El fin de fiesta vino con otras dos locomotoras, como son Rammstein e Ich will, y la más moderna Adieu, que tiene pinta de que ha venido a para quedarse, a modo de despedida de sus actuaciones, de ahora en adelante. Entremedias el vocalista tuvo el detalle de dirigirse al respetable en la lengua de Cervantes, de un modo muy cordial. Fue una las pocas interactuaciones con el público, algo que no es de extrañar dado que uno de sus fuertes es su estrecha vinculación entre ellos mismos durante la puesta en escena, que no requiere de la relación con terceros para liarla bien gorda.
Por lo que se refiere al sonido, desde nuestra posición cabe indicar que el mismo fue sublime, y que, a pesar del estilo industrial de los berlineses y de la brusquedad de sus tormentas de decibelios, no cayeron en la tentación de saturarlo de bajos.

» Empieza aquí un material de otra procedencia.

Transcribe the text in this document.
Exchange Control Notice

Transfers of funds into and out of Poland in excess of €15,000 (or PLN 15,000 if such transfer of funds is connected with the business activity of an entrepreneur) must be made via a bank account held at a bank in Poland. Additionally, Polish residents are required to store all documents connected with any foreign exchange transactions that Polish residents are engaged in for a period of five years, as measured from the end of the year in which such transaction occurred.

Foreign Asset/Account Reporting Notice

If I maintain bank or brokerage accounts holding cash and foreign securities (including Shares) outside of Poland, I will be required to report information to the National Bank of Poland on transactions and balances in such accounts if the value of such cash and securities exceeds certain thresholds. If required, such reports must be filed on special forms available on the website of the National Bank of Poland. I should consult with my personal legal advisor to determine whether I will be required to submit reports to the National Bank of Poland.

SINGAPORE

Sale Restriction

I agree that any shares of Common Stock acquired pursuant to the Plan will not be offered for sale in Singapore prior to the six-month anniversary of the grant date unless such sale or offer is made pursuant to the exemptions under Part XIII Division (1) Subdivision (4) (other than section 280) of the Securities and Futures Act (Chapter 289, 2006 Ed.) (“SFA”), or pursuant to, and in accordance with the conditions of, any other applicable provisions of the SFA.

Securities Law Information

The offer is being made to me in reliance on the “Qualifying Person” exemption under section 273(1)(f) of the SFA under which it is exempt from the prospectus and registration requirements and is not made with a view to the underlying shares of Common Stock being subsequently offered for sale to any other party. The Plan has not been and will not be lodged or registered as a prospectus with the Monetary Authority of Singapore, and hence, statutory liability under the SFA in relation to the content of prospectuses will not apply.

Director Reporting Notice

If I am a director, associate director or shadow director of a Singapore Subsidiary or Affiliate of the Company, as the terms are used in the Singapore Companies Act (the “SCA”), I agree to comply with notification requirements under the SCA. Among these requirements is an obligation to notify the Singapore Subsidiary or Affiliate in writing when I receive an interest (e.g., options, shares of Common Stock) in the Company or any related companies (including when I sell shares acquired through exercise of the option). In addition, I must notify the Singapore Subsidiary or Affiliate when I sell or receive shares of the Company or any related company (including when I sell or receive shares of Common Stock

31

Absolutamente todas las melodías del teclado y las partes más ligeras de las cuerdas se distinguían perfectamente, así como la voz de Lindemann, que, si bien no estaba para altos, la moduló como sólo él sabe dentro de un registro grave, con sus dejes truculentos, entre sugestivos y perversos.
En definitiva, un espectáculo que va más allá de lo musical, que comienza desde el minuto uno, continúa durante las fases más carnavalescas, que intercalan entre el despliegue de fuego e ira, y termina cuando el sexteto pone rodilla en tierra, de una forma casi del medievo, y siempre, todo en su conjunto, rodeado de una genuina atmósfera marcial, ardiente y luminosa.